Signal light does not come on

Following exactly the steps in your video called “202U V5 new programming features - true versatile button to channel mapping” the signal light does not come on at all. The power light is on, and I am using 14V for power. Is this unit defective?

When you program new remotes, by pressing and hold either learn button PRG1 or PRG2.

Does the SIG led turns on?

I was trying to power the unit from the 14 volts to the switch by simply bridging the power over. I had a red power light, but when I pressed either learn buttons I could get no signal light to come on. I have since rewired it to use an external 12v power source, and it works perfectly. I would have prefered to use the power already running to the switch, but it works well enough with an external power source. If there is a diagram I could view of how to bridge the power to use the 14 volts coming to the switch, I’d love to see it. How I did it was to bring the ground and 14 volts in to com and no, and then with two short wires simply bridge those over to the two power terminals. That did not work.
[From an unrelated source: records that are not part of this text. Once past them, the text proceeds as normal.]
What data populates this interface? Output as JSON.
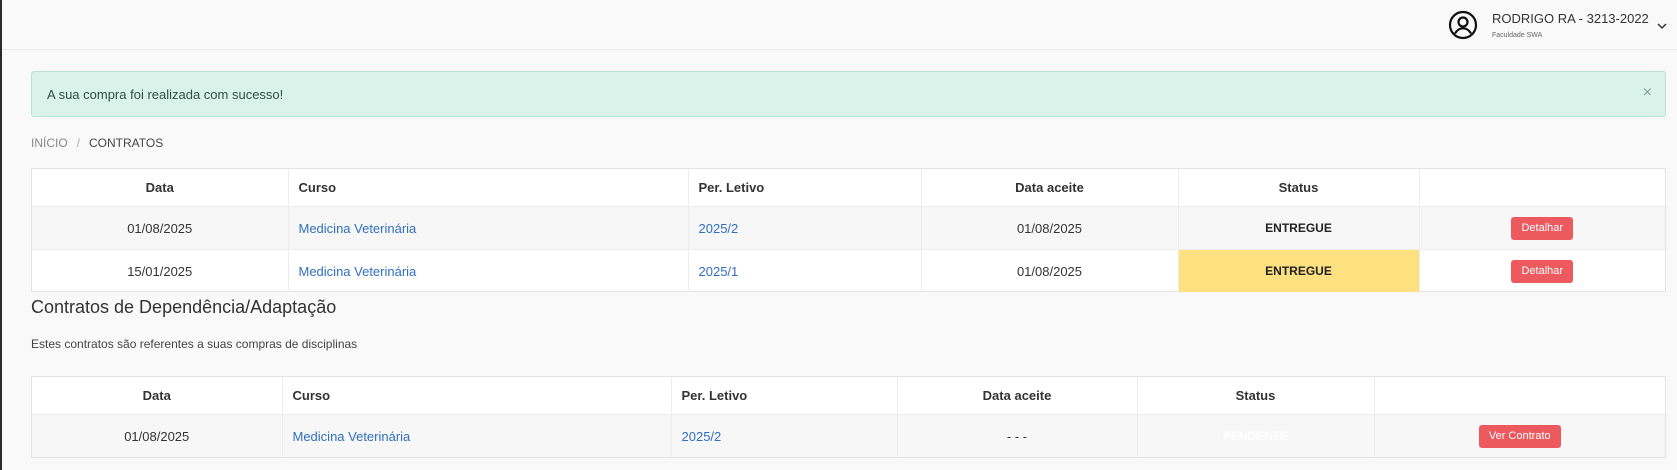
{
  "header": {
    "user_name": "RODRIGO RA - 3213-2022",
    "institution": "Faculdade SWA"
  },
  "alert": {
    "message": "A sua compra foi realizada com sucesso!",
    "close_symbol": "×"
  },
  "breadcrumb": {
    "home": "INÍCIO",
    "separator": "/",
    "current": "CONTRATOS"
  },
  "contracts_table": {
    "columns": [
      "Data",
      "Curso",
      "Per. Letivo",
      "Data aceite",
      "Status",
      ""
    ],
    "rows": [
      {
        "data": "01/08/2025",
        "curso": "Medicina Veterinária",
        "periodo": "2025/2",
        "data_aceite": "01/08/2025",
        "status": "ENTREGUE",
        "action": "Detalhar"
      },
      {
        "data": "15/01/2025",
        "curso": "Medicina Veterinária",
        "periodo": "2025/1",
        "data_aceite": "01/08/2025",
        "status": "ENTREGUE",
        "action": "Detalhar"
      }
    ]
  },
  "dependency_section": {
    "title": "Contratos de Dependência/Adaptação",
    "description": "Estes contratos são referentes a suas compras de disciplinas"
  },
  "dependency_table": {
    "columns": [
      "Data",
      "Curso",
      "Per. Letivo",
      "Data aceite",
      "Status",
      ""
    ],
    "rows": [
      {
        "data": "01/08/2025",
        "curso": "Medicina Veterinária",
        "periodo": "2025/2",
        "data_aceite": "- - -",
        "status": "PENDENTE",
        "action": "Ver Contrato"
      }
    ]
  },
  "colors": {
    "alert_bg": "#d9f2ea",
    "status_entregue": "#fde080",
    "status_pendente": "#99b8e0",
    "action_button": "#ec5a5f",
    "link": "#2f6fbf"
  },
  "icons": {
    "avatar": "user-circle-icon",
    "dropdown": "chevron-down-icon",
    "close": "close-icon"
  }
}
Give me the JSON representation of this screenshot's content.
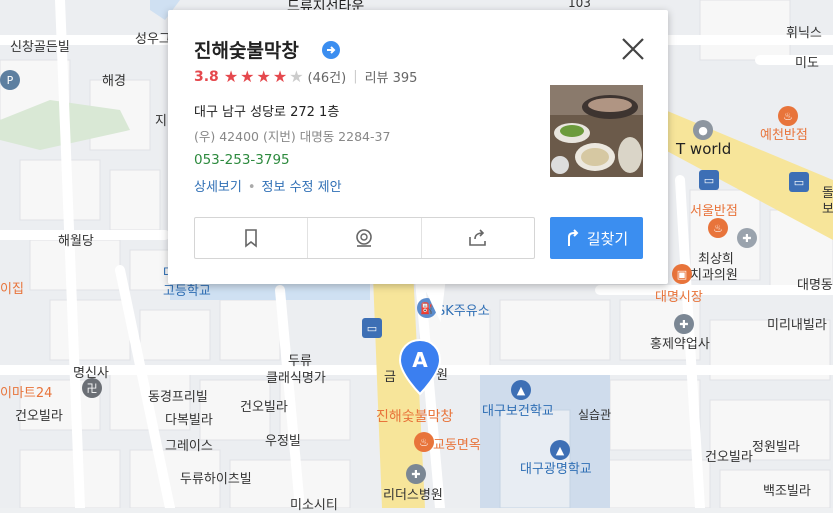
{
  "place": {
    "name": "진해숯불막창",
    "rating": "3.8",
    "stars_filled": 4,
    "stars_total": 5,
    "review_count": "(46건)",
    "blog_reviews": "리뷰 395",
    "address": "대구 남구 성당로 272 1층",
    "address_detail": "(우) 42400   (지번) 대명동 2284-37",
    "phone": "053-253-3795",
    "link_detail": "상세보기",
    "link_edit": "정보 수정 제안",
    "route_label": "길찾기"
  },
  "map": {
    "marker_letter": "A",
    "labels": {
      "top_road": "드류지선타운",
      "top_num": "103",
      "sinchang": "신창골든빌",
      "seongu": "성우그",
      "haegyeong": "해경",
      "ji": "지",
      "haewoldang": "해월당",
      "dae_school": "대",
      "godeung": "고등학교",
      "ijip": "이집",
      "myeongsinsa": "명신사",
      "emart24": "이마트24",
      "geonovilla_l": "건오빌라",
      "donggyeong": "동경프리빌",
      "dabok": "다복빌라",
      "greis": "그레이스",
      "duryu_height": "두류하이츠빌",
      "duryu": "두류",
      "classic": "클래식명가",
      "geonovilla_m": "건오빌라",
      "ujeong": "우정빌",
      "misocity": "미소시티",
      "sk": "SK주유소",
      "geum": "금",
      "won": "원",
      "jinhae_map": "진해숯불막창",
      "gyodong": "교동면옥",
      "daegu_bogeon": "대구보건학교",
      "silseupgwan": "실습관",
      "daegu_gwangmyeong": "대구광명학교",
      "rideoseu": "리더스병원",
      "twi": "휘닉스",
      "mido": "미도",
      "yecheon": "예천반점",
      "tworld": "T world",
      "seoul": "서울반점",
      "choisanghui": "최상희",
      "chigwa": "치과의원",
      "daemyeong_market": "대명시장",
      "daemyeong_r": "대명동",
      "hongje": "홍제약업사",
      "miri": "미리내빌라",
      "jeongwon": "정원빌라",
      "geonovilla_r": "건오빌라",
      "baekjo": "백조빌라",
      "dol": "돌",
      "bo": "보"
    }
  }
}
Please refer to the following photo for shared power configuration.

  • Please note, some power source might not work, because there are other specs than voltage regarding power (e.g. the quality, max current supply ability etc).
    Some power source can cause damage to our receiver.
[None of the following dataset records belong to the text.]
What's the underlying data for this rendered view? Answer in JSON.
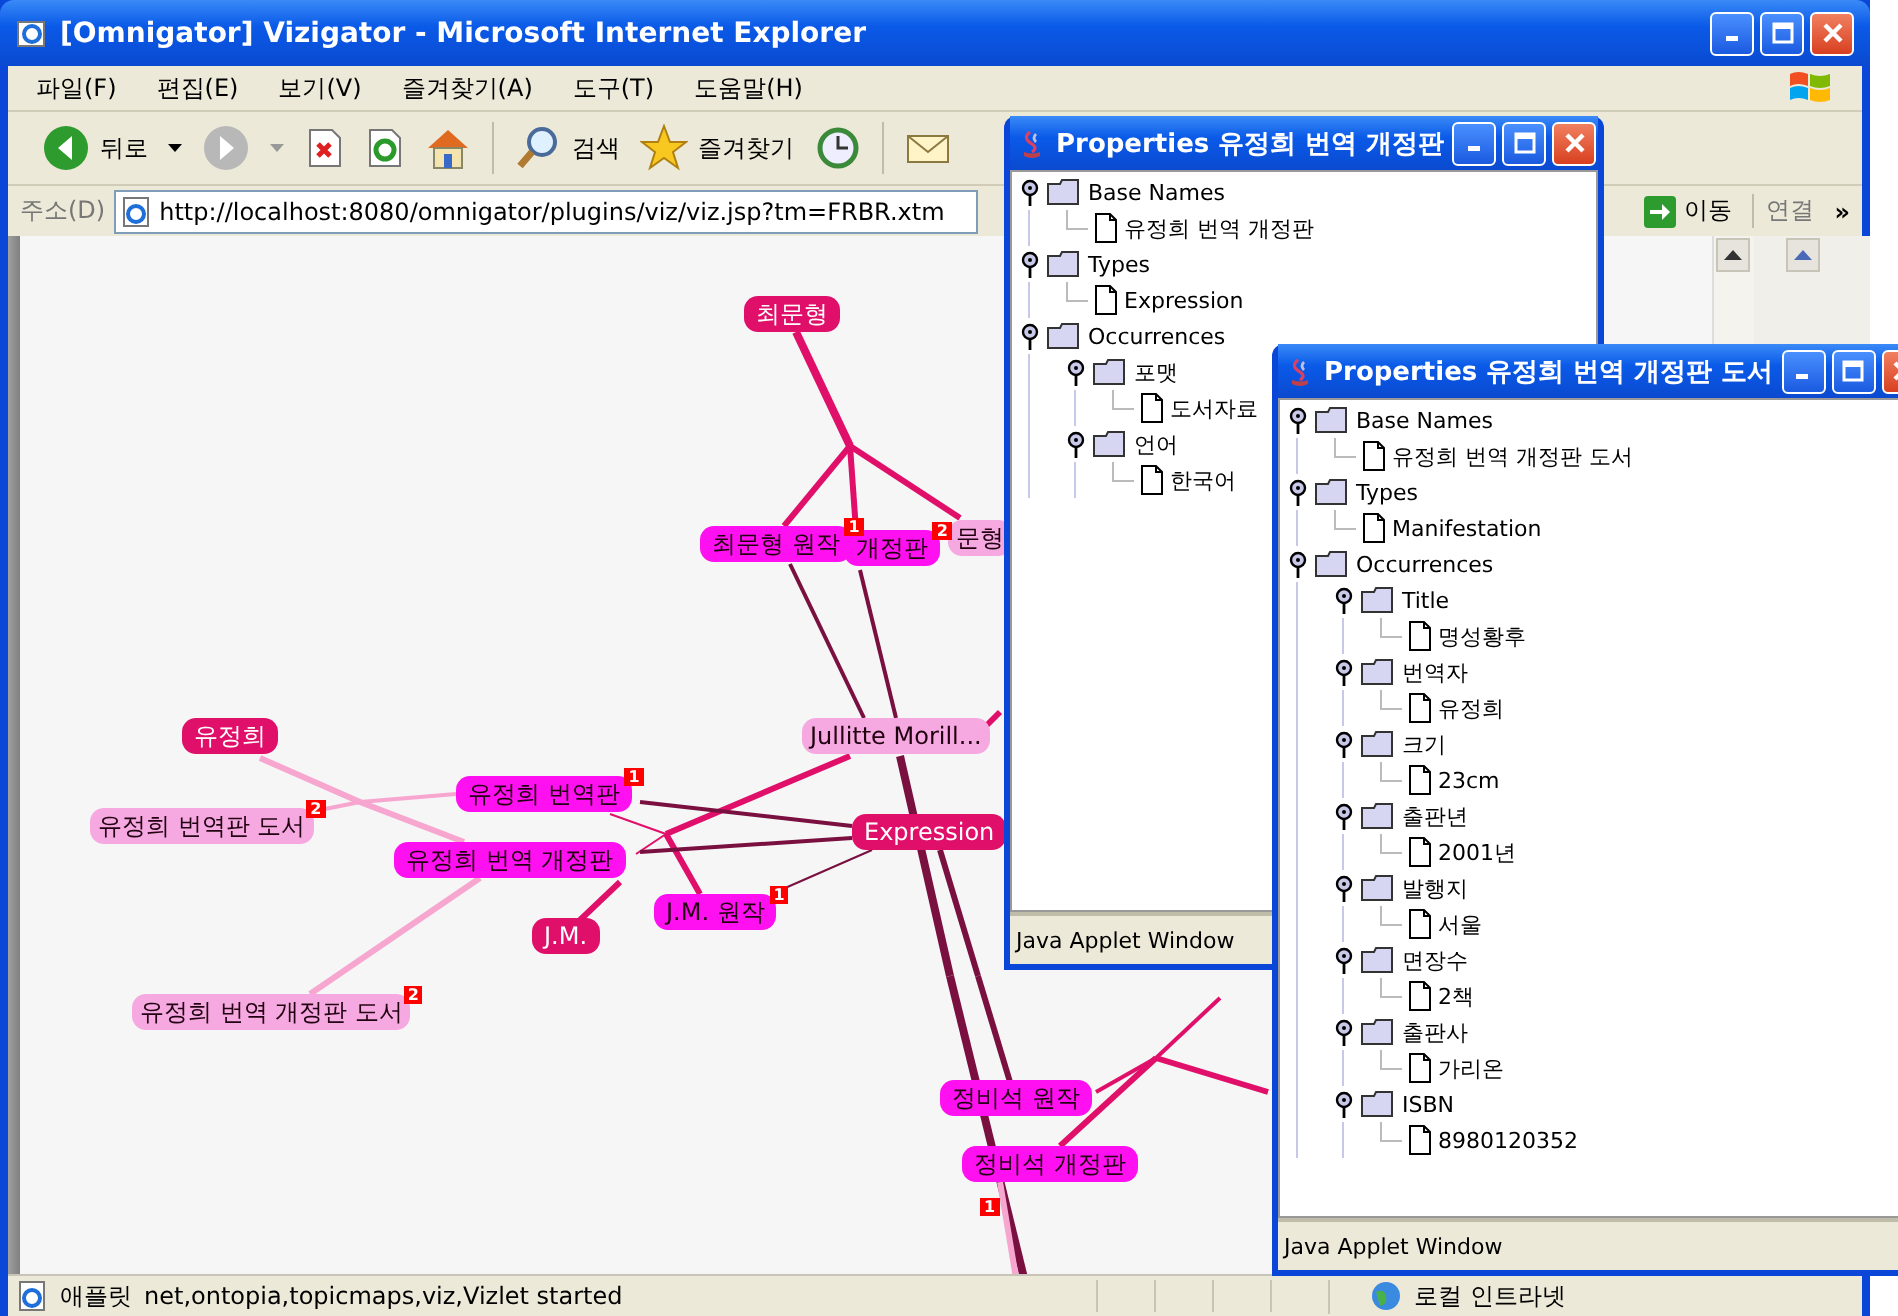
{
  "window": {
    "title": "[Omnigator] Vizigator - Microsoft Internet Explorer"
  },
  "menu": [
    "파일(F)",
    "편집(E)",
    "보기(V)",
    "즐겨찾기(A)",
    "도구(T)",
    "도움말(H)"
  ],
  "toolbar": [
    {
      "kind": "back",
      "label": "뒤로"
    },
    {
      "kind": "forward"
    },
    {
      "kind": "stop"
    },
    {
      "kind": "refresh"
    },
    {
      "kind": "home"
    },
    {
      "kind": "search",
      "label": "검색"
    },
    {
      "kind": "favorites",
      "label": "즐겨찾기"
    },
    {
      "kind": "history"
    },
    {
      "kind": "mail"
    }
  ],
  "address": {
    "label": "주소(D)",
    "value": "http://localhost:8080/omnigator/plugins/viz/viz.jsp?tm=FRBR.xtm",
    "go": "이동",
    "links": "연결",
    "more": "»"
  },
  "graph": {
    "nodes": [
      {
        "label": "최문형",
        "kind": "topic"
      },
      {
        "label": "최문형 원작",
        "kind": "work",
        "badge": "1"
      },
      {
        "label": "개정판",
        "kind": "work",
        "badge": "2"
      },
      {
        "label": "문형",
        "kind": "item"
      },
      {
        "label": "유정희",
        "kind": "topic"
      },
      {
        "label": "Jullitte Morill...",
        "kind": "item"
      },
      {
        "label": "유정희 번역판 도서",
        "kind": "item",
        "badge": "2"
      },
      {
        "label": "유정희 번역판",
        "kind": "work",
        "badge": "1"
      },
      {
        "label": "유정희 번역 개정판",
        "kind": "work"
      },
      {
        "label": "Expression",
        "kind": "topic"
      },
      {
        "label": "J.M. 원작",
        "kind": "work",
        "badge": "1"
      },
      {
        "label": "J.M.",
        "kind": "topic"
      },
      {
        "label": "유정희 번역 개정판 도서",
        "kind": "item",
        "badge": "2"
      },
      {
        "label": "정비석 원작",
        "kind": "work"
      },
      {
        "label": "정비석 개정판",
        "kind": "work"
      }
    ],
    "loose_badges": [
      "1"
    ]
  },
  "popups": [
    {
      "title": "Properties 유정희 번역 개정판",
      "footer": "Java Applet Window",
      "tree": [
        {
          "label": "Base Names",
          "children": [
            {
              "label": "유정희 번역 개정판"
            }
          ]
        },
        {
          "label": "Types",
          "children": [
            {
              "label": "Expression"
            }
          ]
        },
        {
          "label": "Occurrences",
          "children": [
            {
              "label": "포맷",
              "children": [
                {
                  "label": "도서자료"
                }
              ]
            },
            {
              "label": "언어",
              "children": [
                {
                  "label": "한국어"
                }
              ]
            }
          ]
        }
      ]
    },
    {
      "title": "Properties 유정희 번역 개정판 도서",
      "footer": "Java Applet Window",
      "tree": [
        {
          "label": "Base Names",
          "children": [
            {
              "label": "유정희 번역 개정판 도서"
            }
          ]
        },
        {
          "label": "Types",
          "children": [
            {
              "label": "Manifestation"
            }
          ]
        },
        {
          "label": "Occurrences",
          "children": [
            {
              "label": "Title",
              "children": [
                {
                  "label": "명성황후"
                }
              ]
            },
            {
              "label": "번역자",
              "children": [
                {
                  "label": "유정희"
                }
              ]
            },
            {
              "label": "크기",
              "children": [
                {
                  "label": "23cm"
                }
              ]
            },
            {
              "label": "출판년",
              "children": [
                {
                  "label": "2001년"
                }
              ]
            },
            {
              "label": "발행지",
              "children": [
                {
                  "label": "서울"
                }
              ]
            },
            {
              "label": "면장수",
              "children": [
                {
                  "label": "2책"
                }
              ]
            },
            {
              "label": "출판사",
              "children": [
                {
                  "label": "가리온"
                }
              ]
            },
            {
              "label": "ISBN",
              "children": [
                {
                  "label": "8980120352"
                }
              ]
            }
          ]
        }
      ]
    }
  ],
  "status_bar": {
    "label": "애플릿",
    "message": "net,ontopia,topicmaps,viz,Vizlet started",
    "zone": "로컬 인트라넷"
  }
}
Thanks for that very clear image, but it’s not quite what I was trying to do. The power that would be coming in is also the power that needs to be switched. It’s a standard garage door button that looks like a doorbell with two wires coming to it…one is 14v positive and the other is ground or neg. When these are touched (or the button pushed) the door opens. So the power that would supply the relay is also the power that needs to be switched (intermittent). Since there is a constant 14v supply to the doorbell intermittent button it should be possible to run the relay off of that power.

I see, I guess the problem is, the 14v coming to doorbell is not capable to handle our receiver’s relay operation.

Genie company actually wrote a article about this several years ago.

In this case, a dedicated power supply is required.